A proposta faz parte dos planos de Mauro Benevides, Paulo Guedes e Gustavo Franco – coordenadores dos programas de Ciro, Bolsonaro e Amôedo, respectivamente –, e tem a simpatia de economistas como Eduardo Giannetti, que é conselheiro econômico de Marina Silva (Rede), e Arminio Fraga, que colaborava com Luciano Huck até o apresentador desistir de sua candidatura e agora elabora propostas de forma apartidária.

O tema esteve presente nas conversas para a série Desafios 2019, que o Estado publicou ao longo dos últimos dois meses. Quase todos entrevistados sinalizaram a necessidade de, para enfrentar o problema fiscal, promover algum tipo de reforma no sistema previdenciário – a exceção foi Marcio Pochmann, do PT. Para os defensores do regime de capitalização, a introdução desse sistema encaminharia solução definitiva para o déficit da Previdência, já que, com o envelhecimento da população, o rombo tende a se acentuar.

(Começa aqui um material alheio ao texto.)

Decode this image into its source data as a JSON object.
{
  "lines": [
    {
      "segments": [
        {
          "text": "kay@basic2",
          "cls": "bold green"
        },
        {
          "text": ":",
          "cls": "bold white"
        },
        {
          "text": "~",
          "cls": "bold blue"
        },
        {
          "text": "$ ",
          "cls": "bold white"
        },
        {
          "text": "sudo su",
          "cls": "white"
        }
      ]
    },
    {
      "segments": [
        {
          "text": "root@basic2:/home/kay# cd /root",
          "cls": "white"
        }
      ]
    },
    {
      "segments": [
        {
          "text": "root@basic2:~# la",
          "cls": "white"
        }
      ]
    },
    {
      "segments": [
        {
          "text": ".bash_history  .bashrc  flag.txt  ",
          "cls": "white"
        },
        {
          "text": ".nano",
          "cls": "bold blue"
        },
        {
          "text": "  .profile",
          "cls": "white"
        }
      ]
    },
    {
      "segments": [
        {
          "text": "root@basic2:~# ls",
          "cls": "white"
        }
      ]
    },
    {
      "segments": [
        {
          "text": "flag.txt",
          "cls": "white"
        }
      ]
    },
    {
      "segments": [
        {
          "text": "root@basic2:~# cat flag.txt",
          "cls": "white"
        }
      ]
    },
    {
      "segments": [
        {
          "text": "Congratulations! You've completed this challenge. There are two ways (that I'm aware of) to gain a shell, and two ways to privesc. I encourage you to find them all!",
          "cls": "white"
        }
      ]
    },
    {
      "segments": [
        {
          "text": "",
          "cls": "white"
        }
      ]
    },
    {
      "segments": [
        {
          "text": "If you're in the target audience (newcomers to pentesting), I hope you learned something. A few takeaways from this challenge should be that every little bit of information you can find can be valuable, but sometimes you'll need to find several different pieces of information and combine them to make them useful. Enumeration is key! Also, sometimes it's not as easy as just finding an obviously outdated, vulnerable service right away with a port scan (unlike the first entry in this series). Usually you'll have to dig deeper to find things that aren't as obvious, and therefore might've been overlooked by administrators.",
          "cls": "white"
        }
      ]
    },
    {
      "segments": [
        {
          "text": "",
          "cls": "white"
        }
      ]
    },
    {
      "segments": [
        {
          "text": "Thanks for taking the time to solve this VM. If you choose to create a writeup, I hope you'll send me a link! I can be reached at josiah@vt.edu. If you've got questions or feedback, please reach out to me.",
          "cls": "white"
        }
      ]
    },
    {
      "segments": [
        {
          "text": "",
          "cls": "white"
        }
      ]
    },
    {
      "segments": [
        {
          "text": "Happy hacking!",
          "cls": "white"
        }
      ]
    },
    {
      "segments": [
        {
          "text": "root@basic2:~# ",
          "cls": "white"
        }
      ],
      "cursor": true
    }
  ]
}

Estabelecido no Chile na década de 80 como parte de reformas liberais da ditadura de Augusto Pinochet, o regime de capitalização foi replicado por alguns países, mas está longe de ser corriqueiro. Uma das razões é o alto custo de transição de um sistema ao outro, que torna difícil sua implementação. No regime de repartição, usado no Brasil, as aposentadorias são pagas com o dinheiro das contribuições dos que estão no mercado de trabalho.

Com a chegada da capitalização, o dinheiro deixa de entrar, já que os depósitos passam a alimentar contas individuais, que só serão sacadas no futuro. Resta ao governo arcar com as aposentadorias antigas, dos que não têm poupança própria. Gustavo Franco sugere que, por essa razão, não haja migração.

A capitalização seria criada como previdência complementar, alimentada com contribuições do trabalhador e do empregador e conviveria com o sistema atual – este reformado em parâmetros como idade mínima e tempo de contribuição. O FGTS poderia ser usado como base para o novo sistema, diz. Esse modelo, no qual há mais de um pilar para a Previdência, também é o defendido por Mauro Benevides e Arminio Fraga.

O coordenador do programa econômico de Ciro defende três pilares: um que garanta um salário mínimo, outro de repartição com teto de benefício menor que o atual (de até três salários mínimos) e um terceiro de capitalização. Ele prevê, porém, transição para o regime de capitalização. Sua equipe ainda trabalha no cálculo do valor necessário para cobrir a conta e na proposta de como fazê-lo.

Fraga, que promete detalhar proposta no segundo semestre, defende modelagem parecida, com pilar “de política social”, outro espelhado no sistema atual e um terceiro de capitalização. Guedes diz que a transição para capitalização é essencial. Não dá detalhes, mas adianta que seu programa deve trazer a ideia de renda básica, que garantiria algo mínimo a aposentados.

Giannetti, por sua vez, diz que a capitalização seria a reforma ideal. Reconhece, porém, que a conta da transição é muito cara. Diz não ter opinião fechada sobre o tema, mas que, se o País quiser migrar, a alternativa seria usar recursos de privatização.